The Center for Irish Programs will co-host the American launch of REDRESS: Ireland’s Institutions and Transitional Justice, a book of essays based on a 2018 Boston College conference examining the controversy over the Magdalene Laundries and other institutional abuses in Ireland (both North and South), on September 6 at 4:30 p.m. in the John J. Burns Library.

The event, which also is sponsored by the BC Center for Human Rights and International Justice, is free and open to the public, and will feature remarks by the book's editors: Boston College Associate Professor of English and Irish Studies James Smith, director of the Unviersity's Lowell Humanities Series; Katherine O’Donnell, a professor of philosophy at University College Dublin; and Maeve O’Rourke, a faculty member at the Irish Center for Human Rights. The three have researched and written extensively on the notorious Magdalene Laundries—in which women were confined under dubious circumstances and suffered physical and emotional abuse—and in 2021 were among the co-authors of Ireland and the Magdalene Laundries: A Campaign for Justice (Bloomsbury/I.B. Tauris).

REDRESS invites us to imagine what true justice might look like if the experiences and expertise of survivors and family members were allowed to lead us to more democratic outcomes.
Associate Professor of English and Irish Studies James Smith


Revelations about the Magdalene Laundries led to wider disclosures of institutional abuses by the government: mother and baby homes, county homes and workhouses, industrial and reformatory schools, and a closed, secretive adoption system. While government officials and representatives have issued apologies, initiated investigations, and discussed or agreed to compensation for survivors or their families, Smith and his co-editors—who wrote the introduction and each contributed an essay to REDRESS, which was published earlier this year in Ireland—say the matter is far from settled: How will Ireland redress this legacy of abuse? What constitutes justice?

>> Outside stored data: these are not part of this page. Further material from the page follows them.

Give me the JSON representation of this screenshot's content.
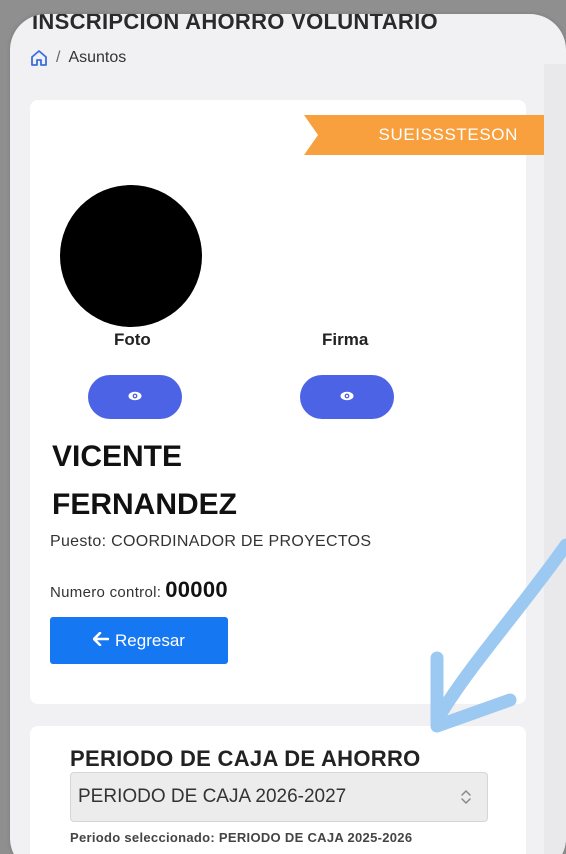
{
  "header": {
    "title": "INSCRIPCION AHORRO VOLUNTARIO",
    "breadcrumb": {
      "separator": "/",
      "current": "Asuntos"
    }
  },
  "profile": {
    "union_badge": "SUEISSSTESON",
    "photo_label": "Foto",
    "signature_label": "Firma",
    "name_line1": "VICENTE",
    "name_line2": "FERNANDEZ",
    "position": "Puesto: COORDINADOR DE PROYECTOS",
    "control_label": "Numero control:",
    "control_number": "00000",
    "back_button": "Regresar"
  },
  "periodo": {
    "title": "PERIODO DE CAJA DE AHORRO",
    "selected_option": "PERIODO DE CAJA 2026-2027",
    "selected_note": "Periodo seleccionado: PERIODO DE CAJA 2025-2026"
  },
  "colors": {
    "ribbon": "#f7a03d",
    "eye_button": "#4c63e6",
    "primary_button": "#1677f2",
    "annotation_arrow": "#9cc9f2"
  },
  "icons": [
    "home-icon",
    "eye-icon",
    "arrow-left-icon",
    "chevron-updown-icon"
  ]
}
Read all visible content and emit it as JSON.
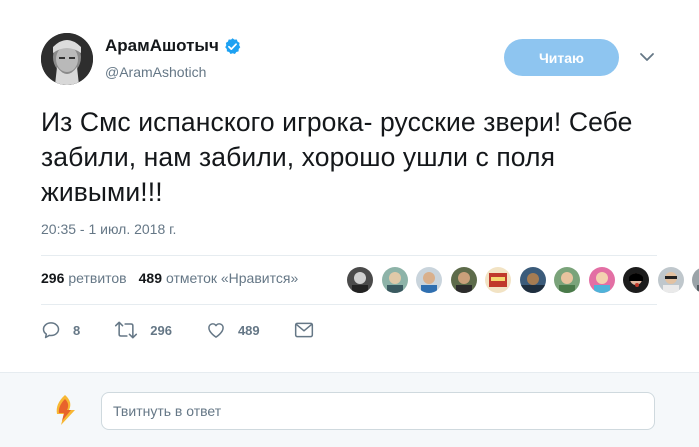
{
  "tweet": {
    "display_name": "АрамАшотыч",
    "handle": "@AramAshotich",
    "follow_label": "Читаю",
    "text": "Из Смс испанского игрока- русские звери! Себе забили, нам забили, хорошо ушли с поля живыми!!!",
    "timestamp": "20:35 - 1 июл. 2018 г."
  },
  "stats": {
    "retweets_count": "296",
    "retweets_label": "ретвитов",
    "likes_count": "489",
    "likes_label": "отметок «Нравится»"
  },
  "actions": {
    "replies": "8",
    "retweets": "296",
    "likes": "489"
  },
  "reply": {
    "placeholder": "Твитнуть в ответ"
  },
  "colors": {
    "accent": "#1da1f2",
    "follow_button": "#8ec5f0",
    "muted_text": "#657786"
  }
}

REDRESS invites us to imagine what true justice might look like if the experiences and expertise of survivors and family members were allowed to lead us to more democratic outcomes,” said Smith. “Drawing upon the principles of transitional justice—the full range of processes and mechanism associated with a society’s attempts to come to terms with a legacy of large-scale past abuses—the book asks how we might assist survivors and the public to evaluate the state’s responses to our histories of institutional abuse and forced family separation.”

These and related issues were the subject of a November 2018 conference with multiple sponsors, including the Institute for the Liberal Arts, Irish Studies Program, Morrissey College of Arts and Sciences, and the Center for Human Rights and International Justice. Among the highlights was a keynote address by then-Irish Minister for Children and Youth Affairs Katherine Zappone, Ph.D. ’86, who oversaw an investigation of institutional care of unmarried mothers and their babies from 1922-1998, prompted by the discovery of a mass grave of child and infant remains on the site of a former mother and baby home.

Building on the themes of the conference, Smith, O’Donnell, O’Rourke, and other contributors to REDRESS examine the structures which perpetuated widespread and systematic abuses in the past and consider how political arrangements continue to exert power over survivors, adopted people, and generations of relatives, as well as controlling the remains and memorialization of the dead.

“There is a body of opinion that suggests it’s time to move on—that with the investigations, reports, compensation agreements, etc., the subject has been covered.  In fact, there are many reasons to be dissatisfied with the results: For example, the investigations have largely been conducted in private, without using human rights law as a framework of analysis or as a guide to ensure procedural fairness—and their archives are inaccessible to survivors, family members, even the police.  

“We hope that the essays will initiate a critical conversation, and ensure survivors’ voices are heard.”